SEOUL/TOKIO/HONGKONG/SHANGHAI (dpa-AFX) - Die wichtigsten Aktienmärkte in Fernost haben sich am Donnerstag uneinheitlich entwickelt. Dabei gaben die technologielastigeren Börsen stärker nach.

Sie reagierten damit auf die schwachen Vorgaben des US-Halbleitersegments. Der volatile südkoreanische Leitindex Kospi <KRD020020> verlor nach den Vortagesgewinnen 6,4 Prozent, wobei die Halbleiter-Schwergewichte schwächelten. Die südkoreanische Notenbank hatte erstmals seit drei Jahren die Zinsen angehoben. Zudem habe sie weitere Erhöhungen angedeutet, so die Marktstrategen der Deutschen Bank. "Ein heiß laufender Immobilienmarkt sowie der seit Monaten schwache Won lieferten der Notenbank weitere Argumente, die Geldpolitik zu straffen", merkten die Experten der Landesbank Baden-Württemberg an.

Auch japanische Aktien verzeichneten Verluste. Der Nikkei 225 <JP9010C00002> <XC0009692440> sank um 2,8 Prozent auf 66.835,54 Punkte, nachdem er zuletzt durch relative Stärke aufgefallen war. "Was wochenlang wie eine Einbahnstraße für Anleger ausgesehen hat, ist zu einer Achterbahnfahrt der Kurse unter stark erhöhten Schwankungen geworden", merkte Analyst Jochen Stanzl von der Consorsbank zu der Entwicklung der Technologiewerte an. "Anleger hegen Zweifel, ob die Technologiekonzerne in der Berichtssaison die durch steil gestiegene Kurse mittlerweile weitaus höher liegende Messlatte noch einmal überspringen können."

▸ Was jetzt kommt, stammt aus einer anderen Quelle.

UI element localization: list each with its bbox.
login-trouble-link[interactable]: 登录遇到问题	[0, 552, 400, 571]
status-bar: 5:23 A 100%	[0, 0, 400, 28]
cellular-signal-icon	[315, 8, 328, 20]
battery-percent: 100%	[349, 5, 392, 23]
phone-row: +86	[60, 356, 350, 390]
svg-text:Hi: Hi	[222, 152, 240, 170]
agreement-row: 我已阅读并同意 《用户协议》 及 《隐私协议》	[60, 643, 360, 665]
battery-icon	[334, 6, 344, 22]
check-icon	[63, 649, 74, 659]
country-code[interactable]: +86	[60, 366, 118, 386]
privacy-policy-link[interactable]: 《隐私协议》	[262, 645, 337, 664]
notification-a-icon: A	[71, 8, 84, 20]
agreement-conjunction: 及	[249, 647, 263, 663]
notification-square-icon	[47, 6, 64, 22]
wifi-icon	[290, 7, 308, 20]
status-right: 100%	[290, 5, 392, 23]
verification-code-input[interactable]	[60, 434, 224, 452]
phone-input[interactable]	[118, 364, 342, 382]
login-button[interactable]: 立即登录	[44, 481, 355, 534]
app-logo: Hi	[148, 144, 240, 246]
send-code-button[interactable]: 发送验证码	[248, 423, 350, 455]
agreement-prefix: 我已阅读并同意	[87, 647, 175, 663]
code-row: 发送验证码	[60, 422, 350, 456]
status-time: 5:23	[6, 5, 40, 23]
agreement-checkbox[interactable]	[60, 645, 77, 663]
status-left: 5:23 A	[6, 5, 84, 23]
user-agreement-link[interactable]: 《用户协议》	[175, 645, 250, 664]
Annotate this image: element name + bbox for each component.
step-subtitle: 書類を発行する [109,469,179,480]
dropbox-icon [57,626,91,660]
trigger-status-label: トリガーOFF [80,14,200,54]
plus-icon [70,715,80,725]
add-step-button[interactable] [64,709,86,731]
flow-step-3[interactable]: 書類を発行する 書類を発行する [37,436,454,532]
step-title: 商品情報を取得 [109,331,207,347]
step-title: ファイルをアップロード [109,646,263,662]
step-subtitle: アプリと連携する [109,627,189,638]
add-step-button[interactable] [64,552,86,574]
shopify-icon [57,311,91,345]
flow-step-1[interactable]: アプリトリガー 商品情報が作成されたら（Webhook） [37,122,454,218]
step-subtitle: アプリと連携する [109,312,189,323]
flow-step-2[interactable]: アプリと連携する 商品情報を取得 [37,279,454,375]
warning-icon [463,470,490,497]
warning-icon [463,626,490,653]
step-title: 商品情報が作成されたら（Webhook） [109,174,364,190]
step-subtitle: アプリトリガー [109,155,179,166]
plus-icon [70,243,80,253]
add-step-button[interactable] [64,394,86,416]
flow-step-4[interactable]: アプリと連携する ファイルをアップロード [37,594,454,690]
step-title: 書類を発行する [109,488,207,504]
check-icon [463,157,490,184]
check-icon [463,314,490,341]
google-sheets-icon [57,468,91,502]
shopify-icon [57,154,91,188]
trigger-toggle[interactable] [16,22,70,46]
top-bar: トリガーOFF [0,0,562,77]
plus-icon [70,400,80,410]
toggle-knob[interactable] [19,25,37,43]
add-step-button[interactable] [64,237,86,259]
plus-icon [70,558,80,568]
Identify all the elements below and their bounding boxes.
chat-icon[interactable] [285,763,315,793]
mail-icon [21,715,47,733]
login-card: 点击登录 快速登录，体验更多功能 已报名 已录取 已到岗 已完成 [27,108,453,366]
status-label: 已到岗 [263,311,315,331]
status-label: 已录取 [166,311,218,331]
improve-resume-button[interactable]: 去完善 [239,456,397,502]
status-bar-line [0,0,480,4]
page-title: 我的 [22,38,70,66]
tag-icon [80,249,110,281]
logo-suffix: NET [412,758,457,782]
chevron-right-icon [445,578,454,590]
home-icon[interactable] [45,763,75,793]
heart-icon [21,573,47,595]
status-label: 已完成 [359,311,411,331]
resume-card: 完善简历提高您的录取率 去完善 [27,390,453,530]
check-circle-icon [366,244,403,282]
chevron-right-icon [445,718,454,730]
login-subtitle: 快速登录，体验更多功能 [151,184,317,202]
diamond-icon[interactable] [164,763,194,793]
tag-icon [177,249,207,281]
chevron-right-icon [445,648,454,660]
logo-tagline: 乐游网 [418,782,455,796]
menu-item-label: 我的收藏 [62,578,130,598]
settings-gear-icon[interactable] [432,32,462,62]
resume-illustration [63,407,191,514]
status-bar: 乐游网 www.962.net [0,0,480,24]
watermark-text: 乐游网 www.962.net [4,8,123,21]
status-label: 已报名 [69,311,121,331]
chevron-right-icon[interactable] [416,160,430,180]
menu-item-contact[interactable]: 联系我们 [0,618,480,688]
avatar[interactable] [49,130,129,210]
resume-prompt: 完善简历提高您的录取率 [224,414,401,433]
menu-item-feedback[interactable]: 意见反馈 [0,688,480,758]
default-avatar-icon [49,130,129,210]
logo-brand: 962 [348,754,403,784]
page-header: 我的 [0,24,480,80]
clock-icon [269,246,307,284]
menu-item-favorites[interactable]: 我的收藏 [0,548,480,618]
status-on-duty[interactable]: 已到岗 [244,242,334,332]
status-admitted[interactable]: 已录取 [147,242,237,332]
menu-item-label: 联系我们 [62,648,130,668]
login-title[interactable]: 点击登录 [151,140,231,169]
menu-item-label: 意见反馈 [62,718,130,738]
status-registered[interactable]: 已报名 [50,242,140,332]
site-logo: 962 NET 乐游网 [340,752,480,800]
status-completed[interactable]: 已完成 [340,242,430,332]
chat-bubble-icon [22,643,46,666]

Entsprechend vermochten auch die starken Zahlen des taiwanesischen Chipherstellers TSMC <TW0002330008> den Halbleitersektor nicht mehr zu treiben. Immerhin genügten sie, die taiwanesische Börse zu stabilisieren. Das Unternehmen hatte im zweiten Quartal dank eines starken Umsatzanstiegs und gestiegener Margen deutlich mehr verdient. Der Überschuss legte um 77 Prozent auf knapp 707 Milliarden taiwanesische Dollar (19 Mrd Euro) zu. Damit übertraf TSMC die Erwartungen der Experten.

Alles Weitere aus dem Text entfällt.